According to the technical scheme provided by the embodiment of the invention, the planar target tracking method based on the parameterized ESM network is provided, and the trainable feature extraction module and the sufficient training set are adopted, so that the feature extraction module learns the relatively robust feature representation, and the problem that the traditional manual design features cannot accurately reflect the appearance characteristics of the target in the tracking process is solved to a certain extent; the incompatibility problem of the depth features and the traditional similarity measurement method is also solved through the trained feature extraction module and the similarity measurement module; the model solving is assisted by using an occlusion detection mechanism, so that the model is more robust to partial occlusion; meanwhile, the loss function in the logarithmic function form can enable the training process of the model not to be dominated by samples with larger loss. Because the invention uses the COCO data set of Microsoft as the raw material to construct the data set, the model plane object tracking accuracy is far higher than that of the traditional method and the existing depth network-based method, and the model plane object tracking accuracy is sufficient in training samples and end-to-end network construction.
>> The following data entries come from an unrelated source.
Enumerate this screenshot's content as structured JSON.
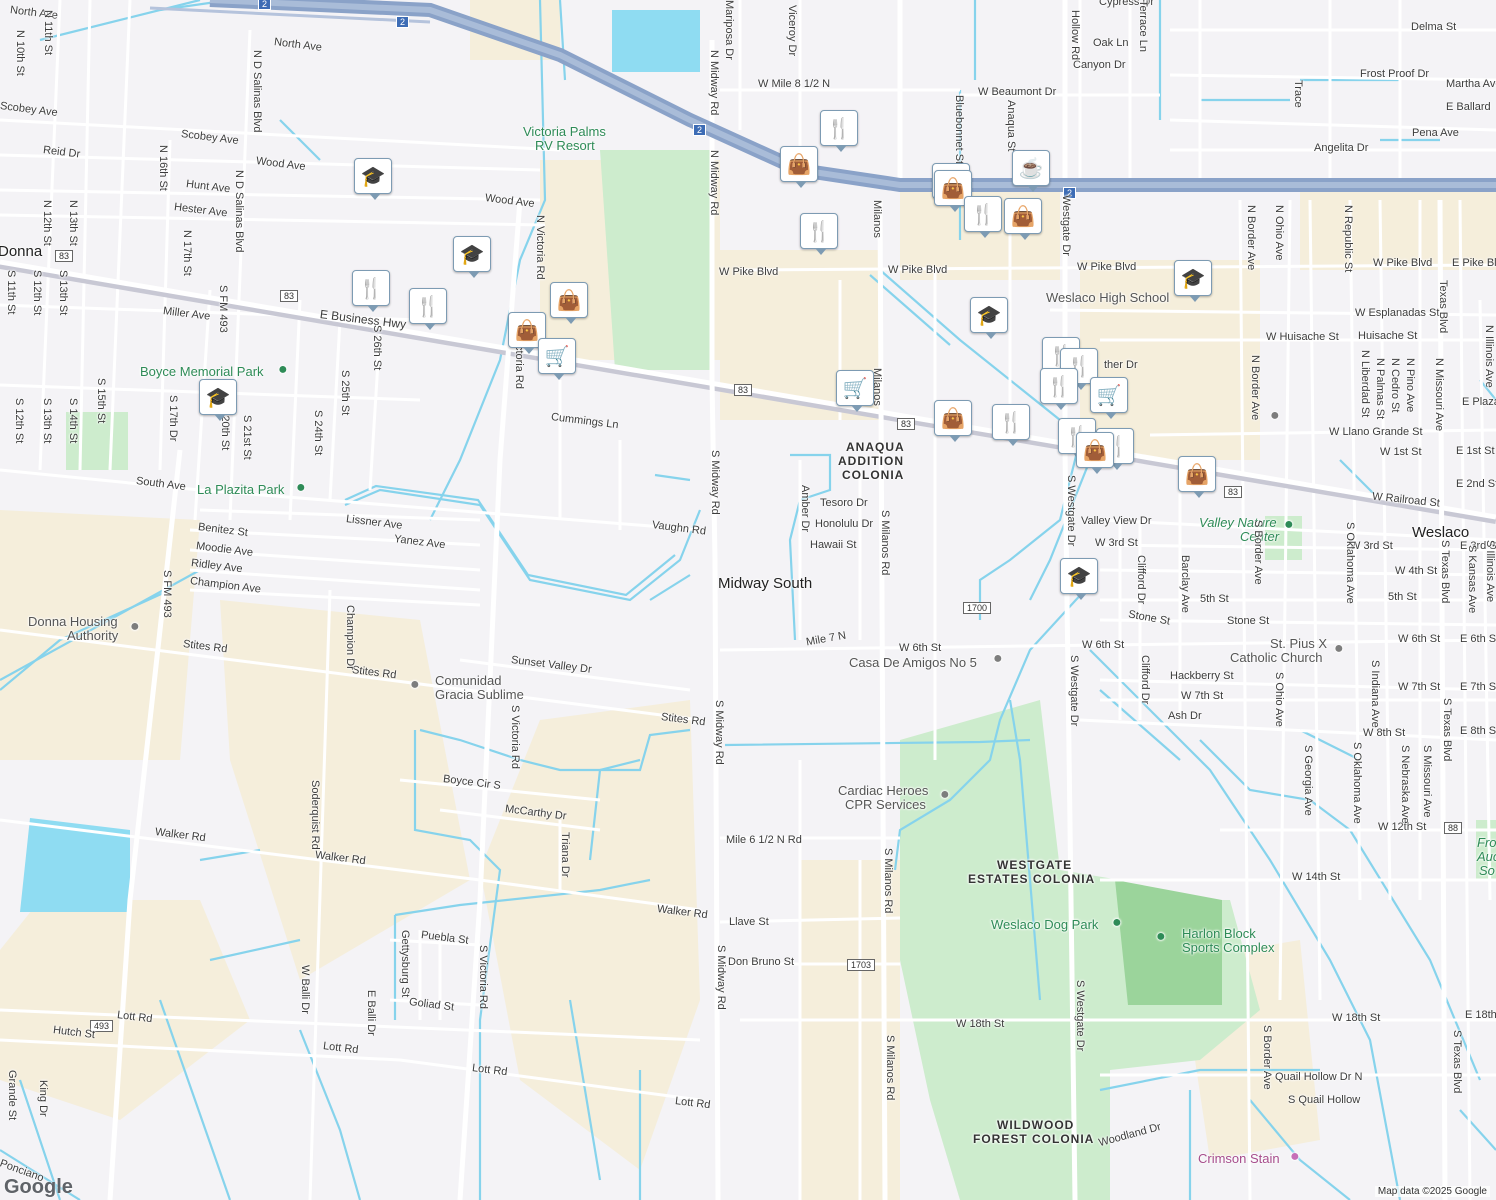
{
  "map": {
    "attribution": "Map data ©2025 Google",
    "logo": "Google",
    "places": {
      "midway_south": "Midway South",
      "weslaco": "Weslaco",
      "donna": "Donna",
      "anaqua": [
        "ANAQUA",
        "ADDITION",
        "COLONIA"
      ],
      "westgate": [
        "WESTGATE",
        "ESTATES COLONIA"
      ],
      "wildwood": [
        "WILDWOOD",
        "FOREST COLONIA"
      ]
    },
    "pois": {
      "victoria_palms": [
        "Victoria Palms",
        "RV Resort"
      ],
      "boyce_park": "Boyce Memorial Park",
      "la_plazita": "La Plazita Park",
      "donna_housing": [
        "Donna Housing",
        "Authority"
      ],
      "gracia": [
        "Comunidad",
        "Gracia Sublime"
      ],
      "weslaco_high": "Weslaco High School",
      "valley_nature": [
        "Valley Nature",
        "Center"
      ],
      "st_pius": [
        "St. Pius X",
        "Catholic Church"
      ],
      "casa": "Casa De Amigos No 5",
      "cardiac": [
        "Cardiac Heroes",
        "CPR Services"
      ],
      "dog_park": "Weslaco Dog Park",
      "harlon": [
        "Harlon Block",
        "Sports Complex"
      ],
      "crimson": "Crimson Stain",
      "fro": [
        "Fro",
        "Auc",
        "So"
      ]
    },
    "shields": [
      "2",
      "2",
      "2",
      "2",
      "83",
      "83",
      "83",
      "83",
      "83",
      "1700",
      "1703",
      "88",
      "493"
    ],
    "streets": {
      "north_ave": "North Ave",
      "north_ave2": "North Ave",
      "n10": "N 10th St",
      "n11": "N 11th St",
      "scobey1": "Scobey Ave",
      "scobey2": "Scobey Ave",
      "reid": "Reid Dr",
      "wood1": "Wood Ave",
      "wood2": "Wood Ave",
      "hunt": "Hunt Ave",
      "hester": "Hester Ave",
      "n16": "N 16th St",
      "n17": "N 17th St",
      "n12": "N 12th St",
      "n13": "N 13th St",
      "ndsalinas1": "N D Salinas Blvd",
      "ndsalinas2": "N D Salinas Blvd",
      "nvictoria": "N Victoria Rd",
      "miller": "Miller Ave",
      "ebiz": "E Business Hwy",
      "cummings": "Cummings Ln",
      "south_ave": "South Ave",
      "lissner": "Lissner Ave",
      "yanez": "Yanez Ave",
      "benitez": "Benitez St",
      "moodie": "Moodie Ave",
      "ridley": "Ridley Ave",
      "champion_ave": "Champion Ave",
      "vaughn": "Vaughn Rd",
      "stites1": "Stites Rd",
      "stites2": "Stites Rd",
      "stites3": "Stites Rd",
      "sunset": "Sunset Valley Dr",
      "boyce": "Boyce Cir S",
      "mccarthy": "McCarthy Dr",
      "walker1": "Walker Rd",
      "walker2": "Walker Rd",
      "walker3": "Walker Rd",
      "puebla": "Puebla St",
      "goliad": "Goliad St",
      "hutch": "Hutch St",
      "lott1": "Lott Rd",
      "lott2": "Lott Rd",
      "lott3": "Lott Rd",
      "lott4": "Lott Rd",
      "ponciano": "Ponciano",
      "grande": "Grande St",
      "king": "King Dr",
      "sfm493a": "S FM 493",
      "sfm493b": "S FM 493",
      "champion_dr": "Champion Dr",
      "soderquist": "Soderquist Rd",
      "svictoria1": "S Victoria Rd",
      "svictoria2": "S Victoria Rd",
      "svictoria3": "S Victoria Rd",
      "triana": "Triana Dr",
      "wballi": "W Balli Dr",
      "eballi": "E Balli Dr",
      "gettysburg": "Gettysburg St",
      "s11": "S 11th St",
      "s12": "S 12th St",
      "s13": "S 13th St",
      "s14": "S 14th St",
      "s15": "S 15th St",
      "s17": "S 17th Dr",
      "s20": "S 20th St",
      "s21": "S 21st St",
      "s24": "S 24th St",
      "s25": "S 25th St",
      "s26": "S 26th St",
      "s12b": "S 12th St",
      "s13b": "S 13th St",
      "nmidway1": "N Midway Rd",
      "nmidway2": "N Midway Rd",
      "smidway1": "S Midway Rd",
      "smidway2": "S Midway Rd",
      "smidway3": "S Midway Rd",
      "smidway4": "S Midway Rd",
      "mariposa": "Mariposa Dr",
      "viceroy": "Viceroy Dr",
      "wmile85": "W Mile 8 1/2 N",
      "wpike1": "W Pike Blvd",
      "wpike2": "W Pike Blvd",
      "wpike3": "W Pike Blvd",
      "wpike4": "W Pike Blvd",
      "epike": "E Pike Blvd",
      "milanos1": "Milanos",
      "milanos2": "Milanos",
      "smilanos1": "S Milanos Rd",
      "smilanos2": "S Milanos Rd",
      "smilanos3": "S Milanos Rd",
      "amber": "Amber Dr",
      "tesoro": "Tesoro Dr",
      "honolulu": "Honolulu Dr",
      "hawaii": "Hawaii St",
      "mile7": "Mile 7 N",
      "w6th1": "W 6th St",
      "w6th2": "W 6th St",
      "w6th3": "W 6th St",
      "e6th": "E 6th St",
      "mile65": "Mile 6 1/2 N Rd",
      "llave": "Llave St",
      "donbruno": "Don Bruno St",
      "w18a": "W 18th St",
      "w18b": "W 18th St",
      "e18": "E 18th",
      "woodland": "Woodland Dr",
      "bluebonnet": "Bluebonnet St",
      "anaqua_st": "Anaqua St",
      "hollow": "Hollow Rd",
      "westgate1": "Westgate Dr",
      "swestgate1": "S Westgate Dr",
      "swestgate2": "S Westgate Dr",
      "swestgate3": "S Westgate Dr",
      "swestgate4": "S Westgate Dr",
      "wbeaumont": "W Beaumont Dr",
      "cypress": "Cypress Dr",
      "oak": "Oak Ln",
      "canyon": "Canyon Dr",
      "terrace": "Terrace Ln",
      "delma": "Delma St",
      "frost": "Frost Proof Dr",
      "martha": "Martha Ave",
      "eballard": "E Ballard",
      "pena": "Pena Ave",
      "angelita": "Angelita Dr",
      "trace": "Trace",
      "nborder": "N Border Ave",
      "nohio": "N Ohio Ave",
      "nrepublic": "N Republic St",
      "texas1": "Texas Blvd",
      "wesplanadas": "W Esplanadas St",
      "whuisache": "W Huisache St",
      "huisache": "Huisache St",
      "nillinois": "N Illinois Ave",
      "eplaza": "E Plaza S",
      "wllano": "W Llano Grande St",
      "w1st": "W 1st St",
      "e1st": "E 1st St",
      "e2nd": "E 2nd St",
      "wrailroad": "W Railroad St",
      "valley_view": "Valley View Dr",
      "w3rd1": "W 3rd St",
      "w3rd2": "W 3rd St",
      "e3rd": "E 3rd St",
      "w4th": "W 4th St",
      "fifth1": "5th St",
      "fifth2": "5th St",
      "stone1": "Stone St",
      "stone2": "Stone St",
      "clifford1": "Clifford Dr",
      "clifford2": "Clifford Dr",
      "barclay": "Barclay Ave",
      "sborder1": "S Border Ave",
      "sborder2": "S Border Ave",
      "soklahoma1": "S Oklahoma Ave",
      "soklahoma2": "S Oklahoma Ave",
      "stexas1": "S Texas Blvd",
      "stexas2": "S Texas Blvd",
      "stexas3": "S Texas Blvd",
      "skansas": "S Kansas Ave",
      "sillinois": "S Illinois Ave",
      "hackberry": "Hackberry St",
      "w7th1": "W 7th St",
      "w7th2": "W 7th St",
      "e7th": "E 7th St",
      "ash": "Ash Dr",
      "w8th": "W 8th St",
      "e8th": "E 8th St",
      "sohio": "S Ohio Ave",
      "sindiana": "S Indiana Ave",
      "snebraska": "S Nebraska Ave",
      "smissouri": "S Missouri Ave",
      "sgeorgia": "S Georgia Ave",
      "w12th": "W 12th St",
      "w14th": "W 14th St",
      "quail_n": "Quail Hollow Dr N",
      "quail_s": "S Quail Hollow",
      "nmissouri": "N Missouri Ave",
      "npino": "N Pino Ave",
      "ncedro": "N Cedro St",
      "npalmas": "N Palmas St",
      "nliberdad": "N Liberdad St",
      "wpride": "ther Dr"
    }
  }
}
Additional aspects and advantages of the invention will be set forth in part in the description which follows, and in part will be obvious from the description, or may be learned by practice of the invention.

Drawings

In order to more clearly illustrate the technical solutions of the embodiments of the present invention, the drawings required for the description of the embodiments will be briefly described below, and it is obvious that the drawings in the following description are only some embodiments of the present invention, and other drawings may be obtained according to these drawings without inventive effort for a person skilled in the art.
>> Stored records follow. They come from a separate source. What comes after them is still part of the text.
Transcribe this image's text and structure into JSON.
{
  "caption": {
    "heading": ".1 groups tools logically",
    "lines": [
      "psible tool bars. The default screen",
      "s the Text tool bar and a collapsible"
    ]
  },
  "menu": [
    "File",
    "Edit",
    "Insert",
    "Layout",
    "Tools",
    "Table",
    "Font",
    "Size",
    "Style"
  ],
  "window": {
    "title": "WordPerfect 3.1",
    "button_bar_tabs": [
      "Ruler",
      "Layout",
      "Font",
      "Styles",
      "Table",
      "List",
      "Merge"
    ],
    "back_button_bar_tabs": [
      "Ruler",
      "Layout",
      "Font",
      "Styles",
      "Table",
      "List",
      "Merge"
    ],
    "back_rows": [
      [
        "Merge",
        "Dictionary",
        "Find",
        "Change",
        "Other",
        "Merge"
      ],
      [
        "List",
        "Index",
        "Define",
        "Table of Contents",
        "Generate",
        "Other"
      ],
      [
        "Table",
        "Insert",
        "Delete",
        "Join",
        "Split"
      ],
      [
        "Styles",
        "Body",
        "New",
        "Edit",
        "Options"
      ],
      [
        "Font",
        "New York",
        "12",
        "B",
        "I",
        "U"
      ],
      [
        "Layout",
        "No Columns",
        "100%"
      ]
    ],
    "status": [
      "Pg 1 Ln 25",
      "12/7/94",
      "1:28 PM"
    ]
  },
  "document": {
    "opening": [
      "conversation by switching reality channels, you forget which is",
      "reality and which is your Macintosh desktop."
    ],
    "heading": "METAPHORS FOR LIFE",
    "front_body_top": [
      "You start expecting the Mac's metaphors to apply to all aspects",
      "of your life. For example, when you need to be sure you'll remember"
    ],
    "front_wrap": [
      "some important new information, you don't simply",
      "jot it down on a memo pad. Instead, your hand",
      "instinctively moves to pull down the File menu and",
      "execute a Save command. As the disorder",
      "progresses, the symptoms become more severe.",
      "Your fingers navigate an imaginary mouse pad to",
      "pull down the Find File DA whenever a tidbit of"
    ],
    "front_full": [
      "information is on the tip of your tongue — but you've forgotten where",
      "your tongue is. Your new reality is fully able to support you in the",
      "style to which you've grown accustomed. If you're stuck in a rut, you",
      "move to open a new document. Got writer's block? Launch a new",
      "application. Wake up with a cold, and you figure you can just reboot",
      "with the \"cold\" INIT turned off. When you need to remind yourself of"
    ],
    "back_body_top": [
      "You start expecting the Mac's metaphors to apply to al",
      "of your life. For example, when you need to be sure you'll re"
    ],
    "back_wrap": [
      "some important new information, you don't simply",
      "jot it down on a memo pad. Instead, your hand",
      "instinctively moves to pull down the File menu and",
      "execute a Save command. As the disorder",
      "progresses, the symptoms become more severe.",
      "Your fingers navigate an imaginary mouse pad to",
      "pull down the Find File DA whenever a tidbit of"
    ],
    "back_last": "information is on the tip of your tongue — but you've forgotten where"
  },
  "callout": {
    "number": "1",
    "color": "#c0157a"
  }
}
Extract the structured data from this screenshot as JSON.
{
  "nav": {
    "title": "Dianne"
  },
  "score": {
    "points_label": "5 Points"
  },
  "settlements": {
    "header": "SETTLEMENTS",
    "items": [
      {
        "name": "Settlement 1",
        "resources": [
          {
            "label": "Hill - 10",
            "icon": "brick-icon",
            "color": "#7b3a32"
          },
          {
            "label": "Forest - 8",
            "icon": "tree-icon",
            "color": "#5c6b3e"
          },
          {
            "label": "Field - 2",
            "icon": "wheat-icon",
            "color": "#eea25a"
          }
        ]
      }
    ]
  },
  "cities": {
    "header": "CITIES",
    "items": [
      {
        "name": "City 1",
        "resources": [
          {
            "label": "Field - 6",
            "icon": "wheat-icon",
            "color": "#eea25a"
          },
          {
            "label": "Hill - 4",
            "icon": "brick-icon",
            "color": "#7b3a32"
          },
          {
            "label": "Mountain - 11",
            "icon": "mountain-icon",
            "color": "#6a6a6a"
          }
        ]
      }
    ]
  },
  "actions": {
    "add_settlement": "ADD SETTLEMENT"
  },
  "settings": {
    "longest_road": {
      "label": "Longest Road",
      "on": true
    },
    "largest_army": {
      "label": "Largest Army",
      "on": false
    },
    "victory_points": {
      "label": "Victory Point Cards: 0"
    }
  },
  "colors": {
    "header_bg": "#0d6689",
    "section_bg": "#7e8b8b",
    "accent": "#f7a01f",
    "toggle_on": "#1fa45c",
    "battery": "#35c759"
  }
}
FIG. 1 is a flowchart of a planar target tracking method based on a parameterized ESM network according to an embodiment of the present invention;

FIG. 2 is a GEN-DATA generation effect diagram of a planar target tracking method based on a parameterized ESM network according to an embodiment of the present invention;

FIG. 3 is a schematic diagram of OCC-DATA generation effect of a planar target tracking method based on a parameterized ESM network according to an embodiment of the present invention;

FIG. 4 is a flowchart of a similarity measurement module of a planar target tracking method based on a parameterized ESM network according to an embodiment of the present invention;

fig. 5 is a schematic diagram of selecting a tracking target in a first frame according to an embodiment of the present invention.

Detailed Description

Embodiments of the present invention are described in detail below, examples of which are illustrated in the accompanying drawings, wherein the same or similar reference numerals refer to the same or similar elements or elements having the same or similar functions throughout. The embodiments described below by referring to the drawings are exemplary only for explaining the present invention and are not to be construed as limiting the present invention.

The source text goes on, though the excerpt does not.